A question for Clinton came from Rabbi Jonathan Spira-Savett, who helms Temple Beth Abraham in Nashua, N.H. He quoted a teaching by Rabbi Simcha Bunim, a Hasidic sage of the late 18th and early 19th centuries.

“Every person has to have two pockets and in each pocket they have to carry a different note,” Spira-Savett said, quoting Bunim. “And the note in one pocket says the universe was created for me. And in the other pocket the note says I am just dust and ashes.”

He then asked Clinton: “How do you cultivate the ego, the ego that we all know you must have, a person must have to be the leader of the free world, and also the humility to recognize that we know that you can’t be expected to be wise about all the things that the president has to be responsible for?”

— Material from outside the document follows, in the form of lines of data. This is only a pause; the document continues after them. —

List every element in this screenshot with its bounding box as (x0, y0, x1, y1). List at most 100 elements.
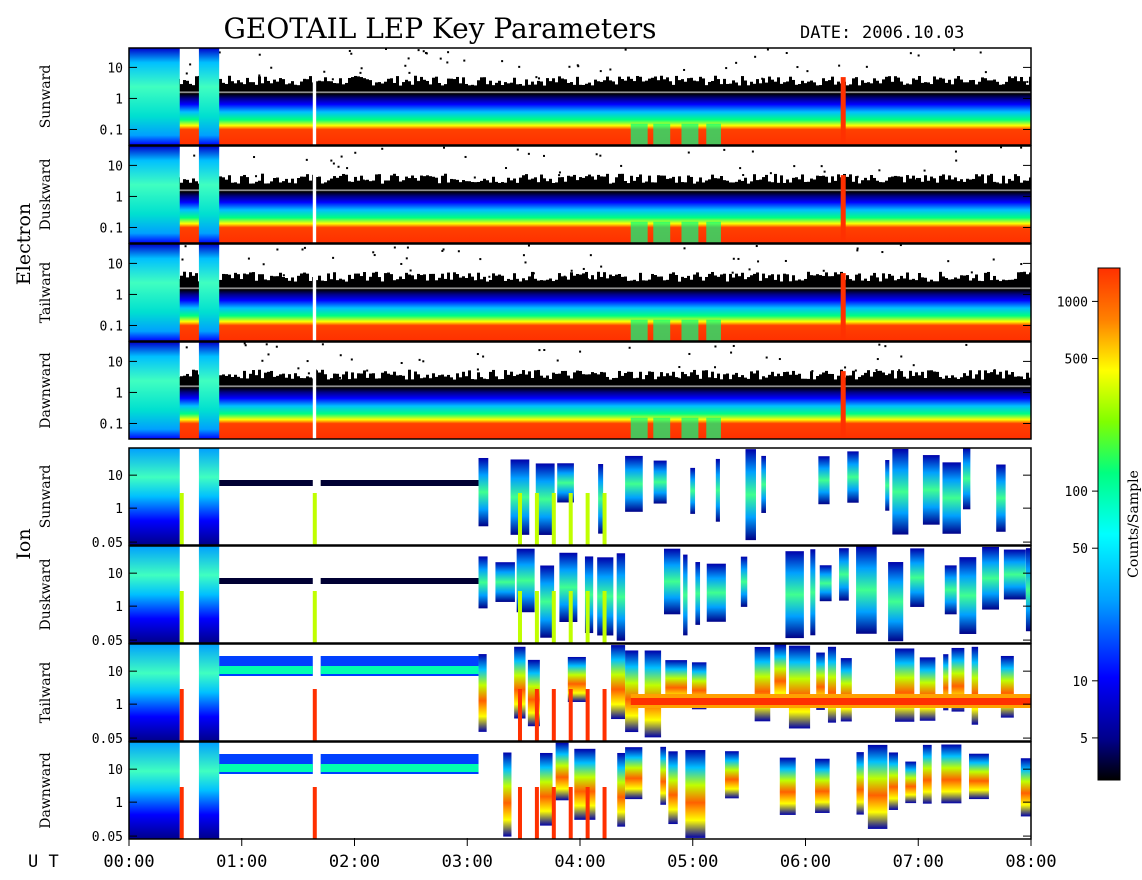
panel-electron-tailward: 10 1 0.1 Tailward (38, 243, 1032, 342)
red-band-dropout (681, 123, 699, 145)
dense-interval (198, 546, 220, 643)
y-tick-label: 1 (115, 288, 123, 303)
electron-band (129, 146, 1031, 243)
y-tick-label: 0.1 (100, 417, 123, 432)
colorbar-tick-label: 50 (1072, 542, 1088, 557)
ion-spike (568, 689, 573, 741)
red-band-dropout (706, 221, 721, 243)
burst (885, 460, 890, 511)
ion-spike (602, 689, 607, 741)
burst (611, 645, 626, 720)
red-band-dropout (681, 319, 699, 341)
red-band-dropout (630, 417, 648, 439)
spectrogram (129, 448, 1031, 545)
burst (856, 752, 864, 815)
panel-label: Duskward (38, 559, 54, 631)
burst (919, 657, 936, 721)
burst (598, 464, 604, 534)
ion-spike (179, 591, 184, 643)
ion-spike (551, 591, 556, 643)
y-tick-label: 1 (115, 386, 123, 401)
burst (959, 557, 977, 634)
ion-spike (517, 689, 522, 741)
ion-spike (312, 689, 317, 741)
burst (788, 645, 811, 729)
burst (683, 554, 688, 636)
burst (715, 458, 720, 522)
y-tick-label: 10 (107, 469, 123, 484)
burst (690, 467, 696, 514)
panel-label: Duskward (38, 159, 54, 231)
ion-spike (585, 493, 590, 545)
panel-frame (128, 243, 1032, 342)
panel-frame (128, 341, 1032, 440)
data-gap (312, 48, 317, 145)
burst (944, 565, 957, 615)
red-band-dropout (630, 123, 648, 145)
burst (660, 746, 667, 805)
colorbar: 1000 500 100 50 10 5 Counts/Sample (1057, 267, 1142, 781)
panel-label: Tailward (38, 262, 54, 324)
burst (785, 551, 804, 639)
ion-background (129, 448, 1031, 545)
panel-frame (128, 47, 1032, 146)
ion-spike (602, 787, 607, 839)
dense-interval (129, 644, 180, 741)
hot-plasma-interval (198, 48, 220, 145)
electron-band (129, 244, 1031, 341)
data-gap (312, 342, 317, 439)
dense-interval (129, 546, 180, 643)
burst (968, 753, 989, 800)
ion-spike (551, 493, 556, 545)
burst (478, 457, 489, 527)
ion-spike (585, 689, 590, 741)
burst (653, 460, 667, 504)
burst (982, 546, 1000, 610)
spike (840, 175, 846, 243)
burst (847, 451, 859, 503)
burst (495, 562, 515, 602)
spike (840, 273, 846, 341)
burst (996, 464, 1006, 532)
x-tick-label: 06:00 (780, 852, 831, 872)
hot-plasma-interval (129, 342, 180, 439)
ion-background (129, 546, 1031, 643)
ion-spike (179, 689, 184, 741)
burst (856, 546, 877, 634)
burst (867, 744, 888, 829)
burst (527, 659, 540, 727)
y-tick-label: 10 (107, 257, 123, 272)
burst (888, 562, 904, 642)
red-band-dropout (681, 221, 699, 243)
burst (625, 455, 643, 512)
spike (840, 371, 846, 439)
spectrogram (129, 546, 1031, 643)
burst (816, 652, 825, 710)
panel-group-ion: Ion 10 1 0.05 Sunward 10 1 0.05 Duskward 10 1 0.05 T… (13, 447, 1032, 845)
panel-frame (128, 447, 1032, 546)
panels-layer: Electron 10 1 0.1 Sunward 10 1 0.1 Duskward 10 1 0.… (13, 47, 1032, 845)
y-tick-label: 0.1 (100, 319, 123, 334)
red-band-dropout (706, 123, 721, 145)
burst (941, 744, 962, 804)
panel-electron-sunward: 10 1 0.1 Sunward (38, 47, 1032, 146)
date-label: DATE: (800, 23, 851, 43)
electron-band (129, 48, 1031, 145)
x-tick-labels: 00:00 01:00 02:00 03:00 04:00 05:00 06:00 07:00… (103, 838, 1057, 872)
colorbar-tick-label: 10 (1072, 675, 1088, 690)
x-tick-label: 00:00 (103, 852, 154, 872)
ion-spike (179, 787, 184, 839)
x-tick-label: 01:00 (216, 852, 267, 872)
panel-ion-tailward: 10 1 0.05 Tailward (38, 643, 1032, 747)
y-tick-label: 10 (107, 763, 123, 778)
y-tick-label: 0.05 (92, 634, 123, 649)
panel-frame (128, 145, 1032, 244)
hot-plasma-interval (129, 48, 180, 145)
ion-spike (602, 493, 607, 545)
ion-spike (312, 591, 317, 643)
burst (819, 565, 832, 602)
burst (818, 456, 830, 505)
cold-beam (219, 578, 313, 584)
panel-ion-duskward: 10 1 0.05 Duskward (38, 545, 1032, 649)
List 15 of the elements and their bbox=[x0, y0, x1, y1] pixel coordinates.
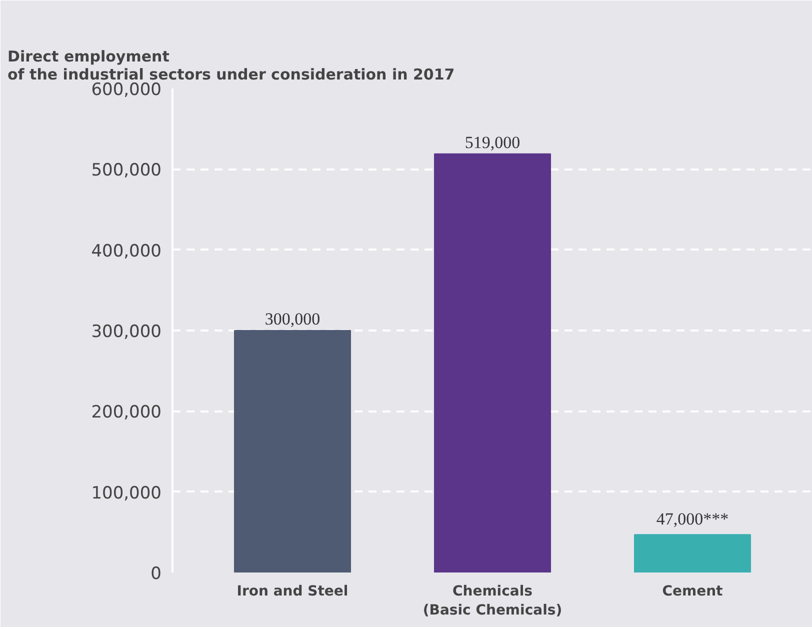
data-label: 300,000 bbox=[264, 310, 320, 328]
y-tick-label: 100,000 bbox=[91, 483, 162, 504]
bar bbox=[234, 330, 351, 572]
x-tick-label: Iron and Steel bbox=[236, 584, 348, 600]
data-label: 519,000 bbox=[464, 132, 520, 152]
bar bbox=[434, 153, 551, 572]
data-label: 47,000*** bbox=[656, 510, 729, 529]
y-tick-label: 400,000 bbox=[91, 241, 162, 262]
y-tick-label: 500,000 bbox=[91, 160, 162, 181]
x-tick-label: Cement bbox=[662, 584, 724, 600]
y-tick-label: 200,000 bbox=[91, 402, 162, 423]
x-tick-label: Chemicals (Basic Chemicals) bbox=[422, 584, 562, 619]
y-tick-label: 0 bbox=[150, 564, 162, 584]
bar bbox=[634, 534, 751, 572]
y-tick-label: 300,000 bbox=[91, 322, 162, 342]
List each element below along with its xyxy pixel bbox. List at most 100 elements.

Clinton launched into a reflection on her difficulties living in the public eye. She contrasted her struggles “about ambition and humility, about service and self-gratification” with her husband, former President Bill Clinton, who she said “was such a natural, knew exactly what he wanted to do.”

Clinton said her struggle to balance ego and humility is a daily one. “And I don’t know that there is any ever absolute answer, like, ‘OK, universe, here I am, watch me roar,’ or, ‘Oh, my gosh, I can’t do it, it’s just overwhelming, I have to retreat.’”

She said she takes advice from faith leaders, including rabbis who send her notes on Jewish religious teachings.

Clinton quoted a Jesuit reading of the Christian parable of the prodigal son. “Be grateful for your limitations,” she said. “Know that you have to reach out to have more people be with you, to support you, to advise you, listen to your critics, answer the questions.”

Spira-Savett’s Bunim citation left an impression on Clinton; she returned to it toward the end of the town hall when she confessed to hankering for anonymity, to longing for time with friends.

“They keep me grounded,” she said. “They keep me honest. They deflate my head. They deal with the universe in one pocket and the dust and ashes in the other.”